WL#11720: InnoDB: Parallel read of index

Affects: Server-8.0   —   Status: Complete   —   Priority: Medium

Read the sub trees of an index in parallel only if the request is a non-locking SELECT COUNT(*).

Allow for "physical" read (a.k.a read uncommitted) and logical read using MVCC rules.

Additionally refactor the persistent cursor code.

Current scope is limited to providing sufficient infrastructure for DDL operations to read the data in parallel. Making the second phase of CHECK TABLE parallel is an added bonus for now. This speeds up CHECK TABLE a little.

The parallel SELECT COUNT(*) ...; is required because we would like to test the changes independent of any other external component.

We will not implement any locking by the parallel read threads. That is a bigger project and can be done as follow up work. This is because some assumptions inside InnoDB have to change and we will have to handle lock waits and coordinate the rollback in the reader threads.

FR1: SELECT COUNT(*) FROM TABLE T; will scan the index in parallel only if the scan is a non-locking scan and --innodb-parallel-read-threads > 1. Otherwise it will fallback to the old row by row scan.

FR2: The second phase of CHECK TABLE T; will also do a parallel scan.

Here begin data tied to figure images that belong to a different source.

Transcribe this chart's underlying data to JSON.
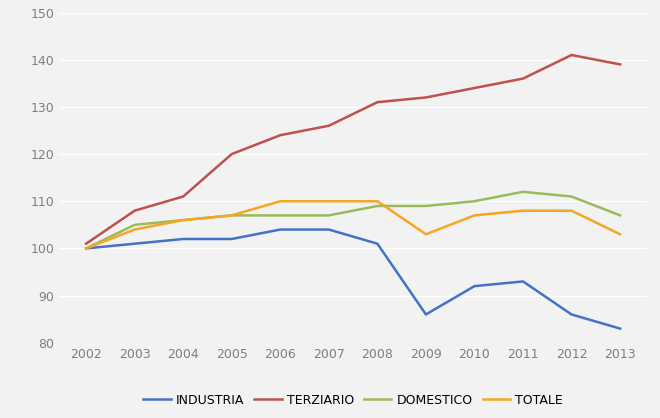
{
  "years": [
    2002,
    2003,
    2004,
    2005,
    2006,
    2007,
    2008,
    2009,
    2010,
    2011,
    2012,
    2013
  ],
  "industria": [
    100,
    101,
    102,
    102,
    104,
    104,
    101,
    86,
    92,
    93,
    86,
    83
  ],
  "terziario": [
    101,
    108,
    111,
    120,
    124,
    126,
    131,
    132,
    134,
    136,
    141,
    139
  ],
  "domestico": [
    100,
    105,
    106,
    107,
    107,
    107,
    109,
    109,
    110,
    112,
    111,
    107
  ],
  "totale": [
    100,
    104,
    106,
    107,
    110,
    110,
    110,
    103,
    107,
    108,
    108,
    103
  ],
  "colors": {
    "industria": "#4472C4",
    "terziario": "#C0504D",
    "domestico": "#9BBB59",
    "totale": "#F5A623"
  },
  "legend_labels": [
    "INDUSTRIA",
    "TERZIARIO",
    "DOMESTICO",
    "TOTALE"
  ],
  "ylim": [
    80,
    150
  ],
  "yticks": [
    80,
    90,
    100,
    110,
    120,
    130,
    140,
    150
  ],
  "linewidth": 1.8,
  "background_color": "#F2F2F2",
  "grid_color": "#FFFFFF",
  "tick_color": "#7F7F7F",
  "tick_fontsize": 9,
  "legend_fontsize": 9
}
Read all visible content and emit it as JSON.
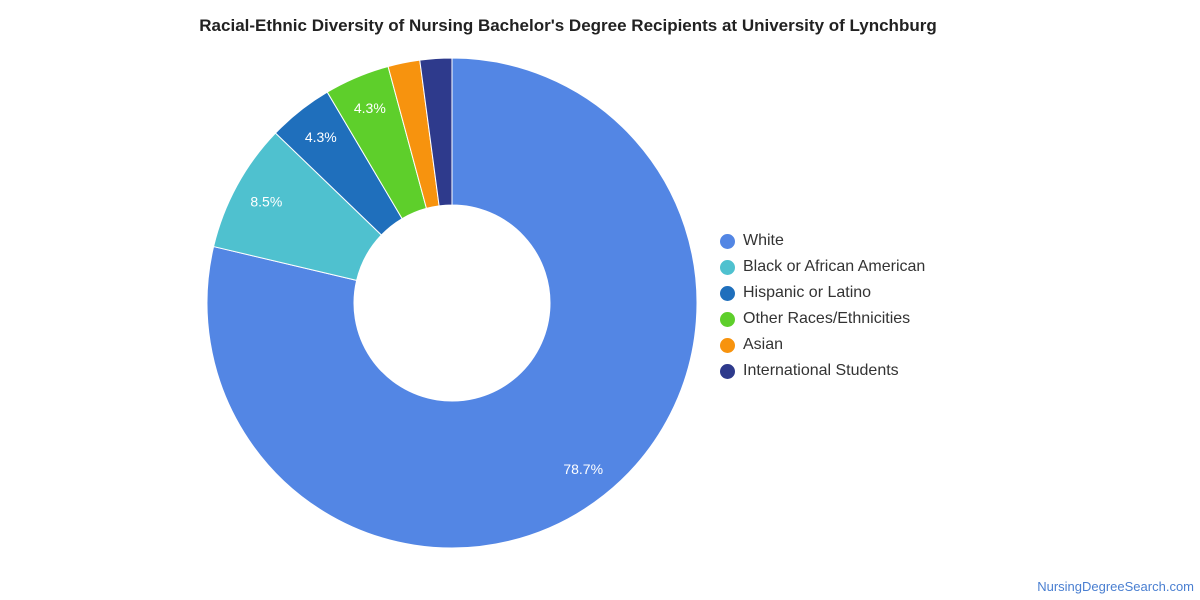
{
  "chart_data": {
    "type": "pie",
    "title": "Racial-Ethnic Diversity of Nursing Bachelor's Degree Recipients at University of Lynchburg",
    "donut": true,
    "legend_position": "right",
    "slices": [
      {
        "label": "White",
        "value": 78.7,
        "display": "78.7%",
        "color": "#5386e4"
      },
      {
        "label": "Black or African American",
        "value": 8.5,
        "display": "8.5%",
        "color": "#4fc1cf"
      },
      {
        "label": "Hispanic or Latino",
        "value": 4.3,
        "display": "4.3%",
        "color": "#1f6fbc"
      },
      {
        "label": "Other Races/Ethnicities",
        "value": 4.3,
        "display": "4.3%",
        "color": "#5ecf2b"
      },
      {
        "label": "Asian",
        "value": 2.1,
        "display": "",
        "color": "#f7930e"
      },
      {
        "label": "International Students",
        "value": 2.1,
        "display": "",
        "color": "#2e3a8c"
      }
    ]
  },
  "footer": {
    "source": "NursingDegreeSearch.com"
  }
}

FR3: Support MVCC semantics.

FR4: New session level variable --innodb-parallel-read-threads to control the number of threads to use for parallel SELECT COUNT(*) ...;

1. Minimum value 1
2. Default value 4
3. Maximum value 256.

NFR1: Speed up should be 10x for SELECT COUNT(*) FROM t; on relevant hardware (e.g., tetra02).

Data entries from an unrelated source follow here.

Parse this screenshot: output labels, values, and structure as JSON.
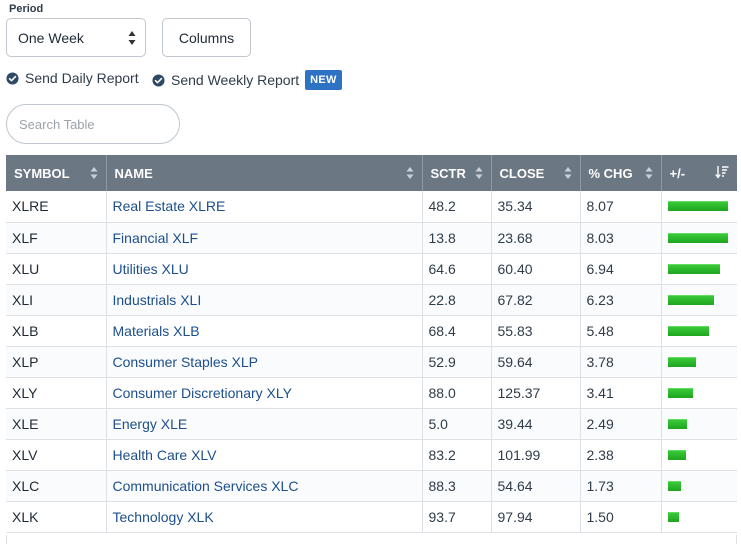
{
  "period": {
    "label": "Period",
    "selected": "One Week"
  },
  "columns_button": "Columns",
  "reports": {
    "daily": "Send Daily Report",
    "weekly": "Send Weekly Report",
    "new_badge": "NEW"
  },
  "search": {
    "placeholder": "Search Table"
  },
  "colors": {
    "header_bg": "#6c7784",
    "link": "#1d4f8c",
    "bar": "#2ab82a",
    "badge": "#2e72c4",
    "check": "#2f4a66"
  },
  "table": {
    "headers": [
      "SYMBOL",
      "NAME",
      "SCTR",
      "CLOSE",
      "% CHG",
      "+/-"
    ],
    "rows": [
      {
        "symbol": "XLRE",
        "name": "Real Estate XLRE",
        "sctr": "48.2",
        "close": "35.34",
        "chg": "8.07",
        "chg_value": 8.07
      },
      {
        "symbol": "XLF",
        "name": "Financial XLF",
        "sctr": "13.8",
        "close": "23.68",
        "chg": "8.03",
        "chg_value": 8.03
      },
      {
        "symbol": "XLU",
        "name": "Utilities XLU",
        "sctr": "64.6",
        "close": "60.40",
        "chg": "6.94",
        "chg_value": 6.94
      },
      {
        "symbol": "XLI",
        "name": "Industrials XLI",
        "sctr": "22.8",
        "close": "67.82",
        "chg": "6.23",
        "chg_value": 6.23
      },
      {
        "symbol": "XLB",
        "name": "Materials XLB",
        "sctr": "68.4",
        "close": "55.83",
        "chg": "5.48",
        "chg_value": 5.48
      },
      {
        "symbol": "XLP",
        "name": "Consumer Staples XLP",
        "sctr": "52.9",
        "close": "59.64",
        "chg": "3.78",
        "chg_value": 3.78
      },
      {
        "symbol": "XLY",
        "name": "Consumer Discretionary XLY",
        "sctr": "88.0",
        "close": "125.37",
        "chg": "3.41",
        "chg_value": 3.41
      },
      {
        "symbol": "XLE",
        "name": "Energy XLE",
        "sctr": "5.0",
        "close": "39.44",
        "chg": "2.49",
        "chg_value": 2.49
      },
      {
        "symbol": "XLV",
        "name": "Health Care XLV",
        "sctr": "83.2",
        "close": "101.99",
        "chg": "2.38",
        "chg_value": 2.38
      },
      {
        "symbol": "XLC",
        "name": "Communication Services XLC",
        "sctr": "88.3",
        "close": "54.64",
        "chg": "1.73",
        "chg_value": 1.73
      },
      {
        "symbol": "XLK",
        "name": "Technology XLK",
        "sctr": "93.7",
        "close": "97.94",
        "chg": "1.50",
        "chg_value": 1.5
      }
    ]
  }
}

Start threads to scan the key ranges in parallel.

The number of threads used for scanning will be the minimum of innodb_parallel_read_threads and total number of sub-trees to scan.

The key range scan is a non-locking scan.

The pages read in during the scan are kept at tail end of the LRU list so that they can be discarded quickly when there is pressure on the buffer pool for free pages. The idea is avoid flooding the buffer pool during the scan.

The latching protocol for Key_reader is:

1. Lock the dict_index_t::lock in SX mode. 2. Create the key range cursors for all the sub trees. 3. Release the dict_index_t::lock.

The subtrees to scan in parallel are selected using the following algorithm:

1. Read the left most nodes at each level starting from the root node.

2. Search a level where the number of sub-trees is greater than the number of threads specified.

3. There are two variants after this.

  a. Physical scan of leaf pages based on page number partitioning. Implemented 

in the Phy_reader class.

  b. Logical scan of leaf pages based on key range partitioning using the 

persistent cursor (Btr_pcur). Implemented in the Key_reader class.

4. Each thread than follows the left most pointer down to the leaf node and starts to scan the records in the leaf pages.

5. The scan will skip delete marked rows for both Phy_reader and Key_reader.

6. The Key reader will use the read view assigned to the transaction if there is one set. It will build the previous version that is visible to the transaction if required.

7. Pass the row to a user specified callback which will return DB_SUCCESS or an error code.

8. The reader class will stop processing if the callback returns anything other than DB_SUCCESS.